En su trajín diario subía la empinada ladera. Llevaba las escobas a cuestas, en espera de la venta prometida, día a día.
Los niños lo rodeaban curiosos, los vecinos ya no le prestaban especial atención.
Al principio fue el objeto de burlas y extrañeza. Surgía de él un halo inexplicable, como si flotara dentro de una tenue nube.
Su presencia era de un gris indescifrable. Gotas de humedad resbalaban de su ropa. Parecía vivir en un invierno perenne.
Solía tocar un silbato para llamar la atención de los vecinos, mientras caminaba con los críos detrás suyo.
La venta fue mermando, a pesar de su esfuerzo. El vecindario no era muy poblado, y las escobas no se gastaban tan rápidamente como él lo hubiese querido.
Un día no se presentó. Entonces volvieron a preocuparse por esa figura esmirriada, encorvada. Asombrados comprobaron que el cielo se abría, dejando pasar el sol y la luz. El calor los abrigó cariñosamente. Dedujeron que se debía a la ausencia del escobero.

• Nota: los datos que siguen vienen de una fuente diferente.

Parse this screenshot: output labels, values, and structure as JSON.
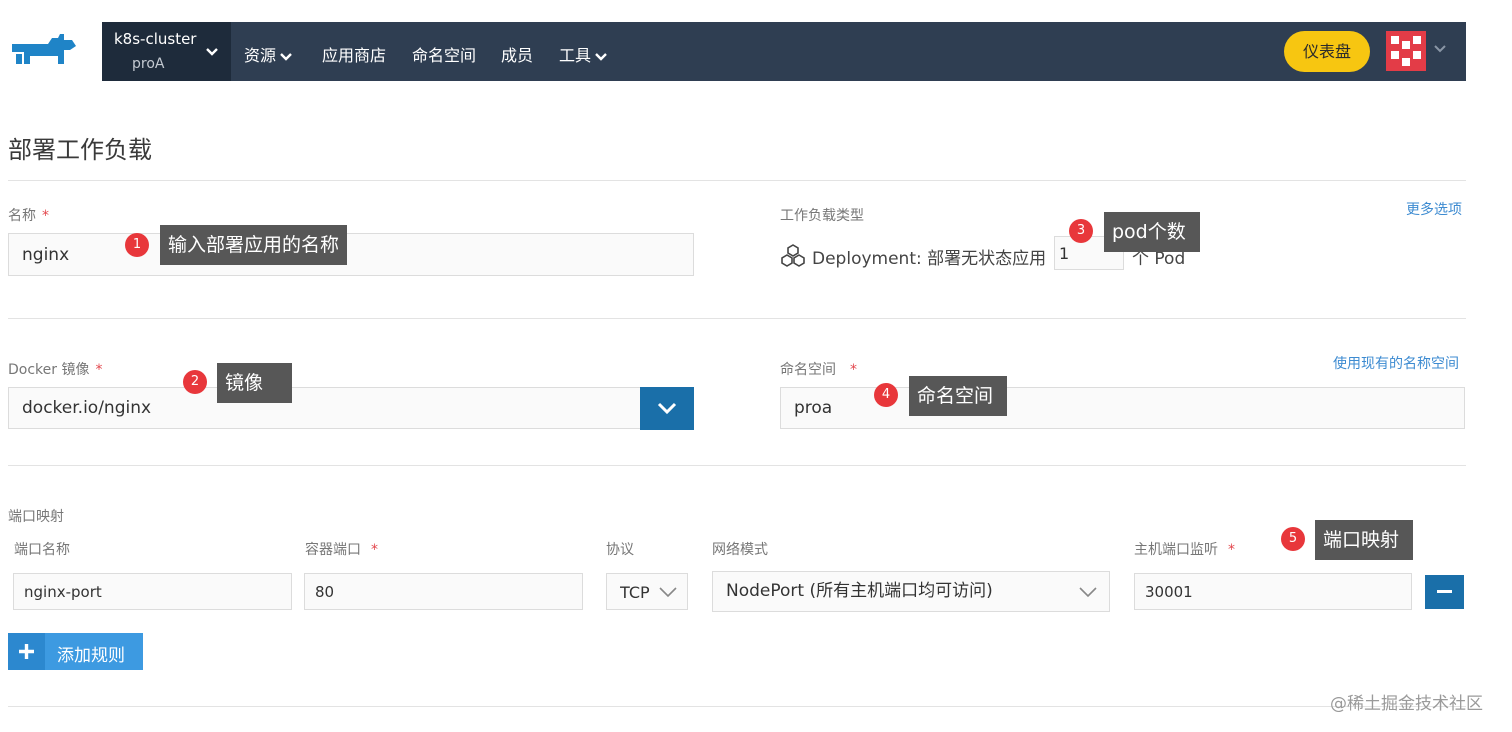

Durante dos días más no supieron de él. De pronto apareció con su andar cansino y sus escobas de siempre.
Los niños lo rodearon en forma acostumbrada. El les sonrió y por primera vez se sentó en el cordón de una vereda.

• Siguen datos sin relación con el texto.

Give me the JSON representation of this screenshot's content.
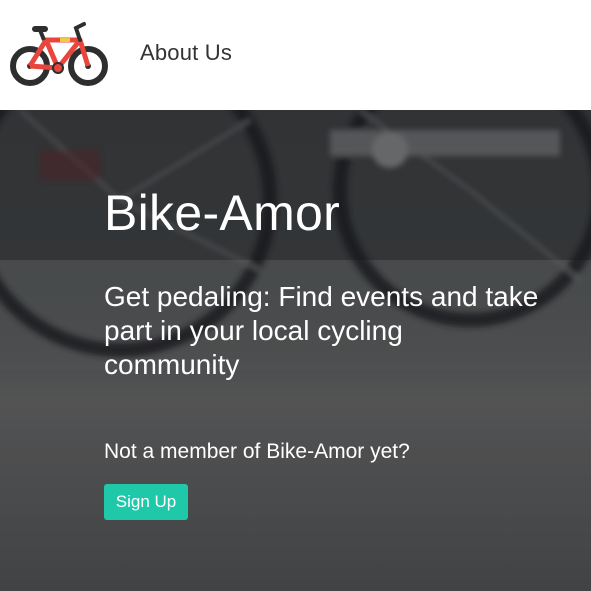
{
  "nav": {
    "logo_icon": "bicycle-icon",
    "about_label": "About Us"
  },
  "hero": {
    "title": "Bike-Amor",
    "subtitle": "Get pedaling: Find events and take part in your local cycling community",
    "question": "Not a member of Bike-Amor yet?",
    "signup_label": "Sign Up"
  },
  "colors": {
    "accent": "#1ec8a8",
    "bike_frame": "#e8453c",
    "text_dark": "#333333"
  }
}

Comenzó a contarles lo que parecía un cuento. En realidad , el relato era la historia de su vida. Érase un hombre muy rico, que vivía en una especie de palacio. Tenía dos hijos que lo adoraban.

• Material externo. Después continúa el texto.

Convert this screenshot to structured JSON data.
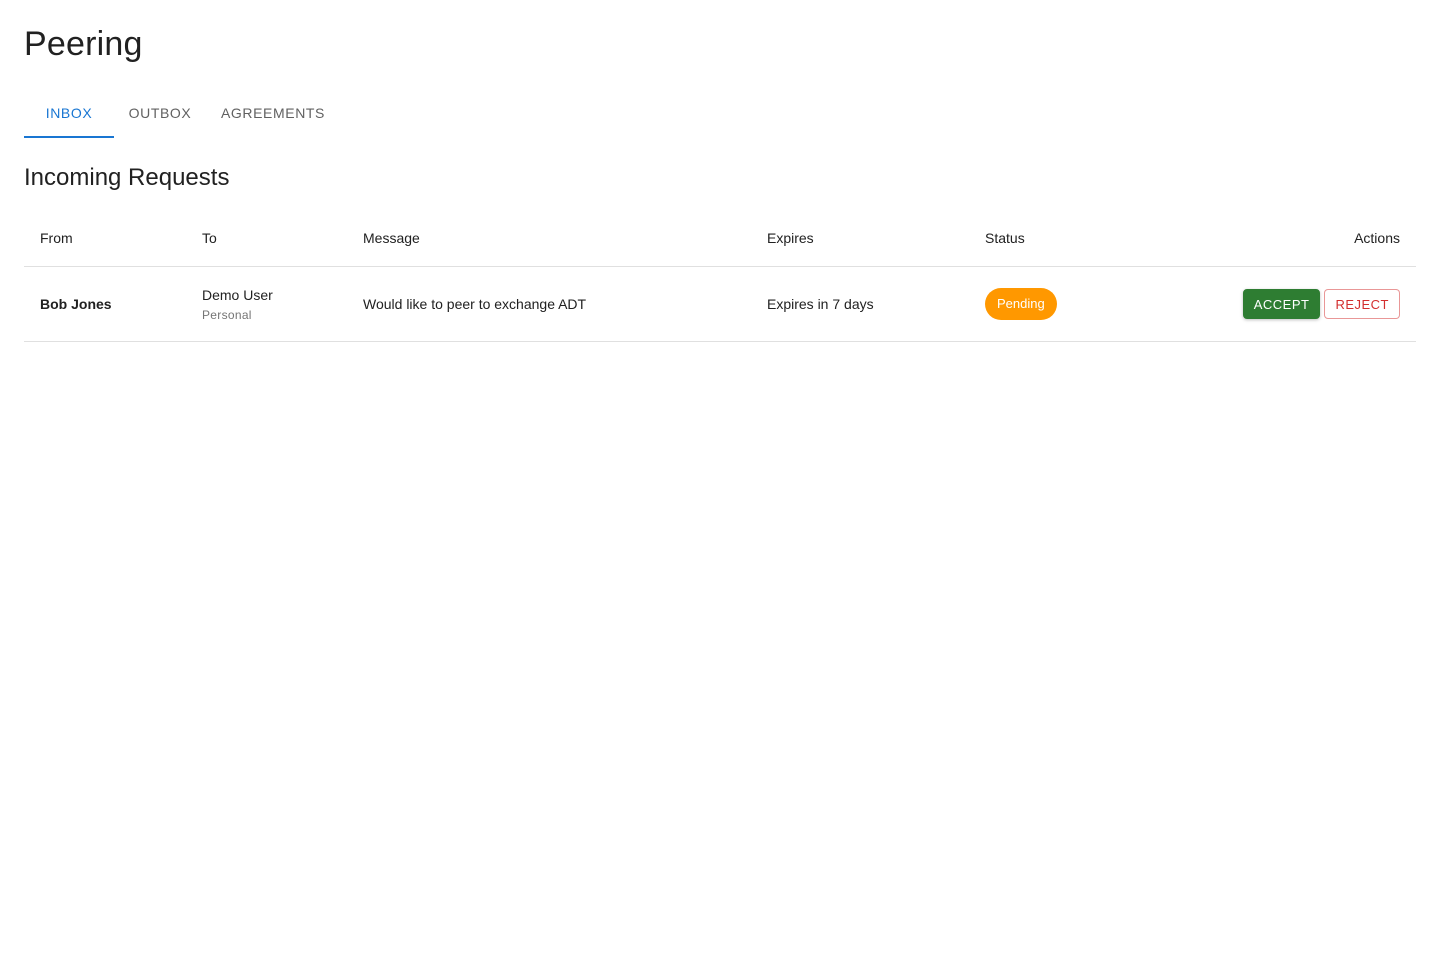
{
  "page": {
    "title": "Peering"
  },
  "tabs": [
    {
      "label": "INBOX",
      "active": true
    },
    {
      "label": "OUTBOX",
      "active": false
    },
    {
      "label": "AGREEMENTS",
      "active": false
    }
  ],
  "section": {
    "title": "Incoming Requests"
  },
  "table": {
    "columns": [
      "From",
      "To",
      "Message",
      "Expires",
      "Status",
      "Actions"
    ],
    "rows": [
      {
        "from": "Bob Jones",
        "to_name": "Demo User",
        "to_type": "Personal",
        "message": "Would like to peer to exchange ADT",
        "expires": "Expires in 7 days",
        "status": "Pending",
        "actions": {
          "accept_label": "ACCEPT",
          "reject_label": "REJECT"
        }
      }
    ]
  },
  "colors": {
    "accent": "#1976d2",
    "status_pending": "#ff9800",
    "accept": "#2e7d32",
    "reject": "#d32f2f"
  }
}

Pero una catástrofe abatió el lugar, ubicado cerca del mar.
No se sabe porqué pero el mar rebasó sus orillas e inundó todo el entorno. Los pequeños y la esposa estaban en el palacio que fue arrasado. Cuando el hombre rico volvió no encontró su hogar ni a su familia.
Durante días y meses los buscó sin éxito alguno. Pero nunca dejó de vivir, en ese predio devastado. De noche permitía que el agua lo acunara. Así le parecía que estaría más cerca de los suyos.
Se levantó cansadamente y siguió su camino, esta vez solo.
Los niños lo miraron partir en silencio. A medida que se alejaba se iba disipando su figura, hasta hacerse invisible.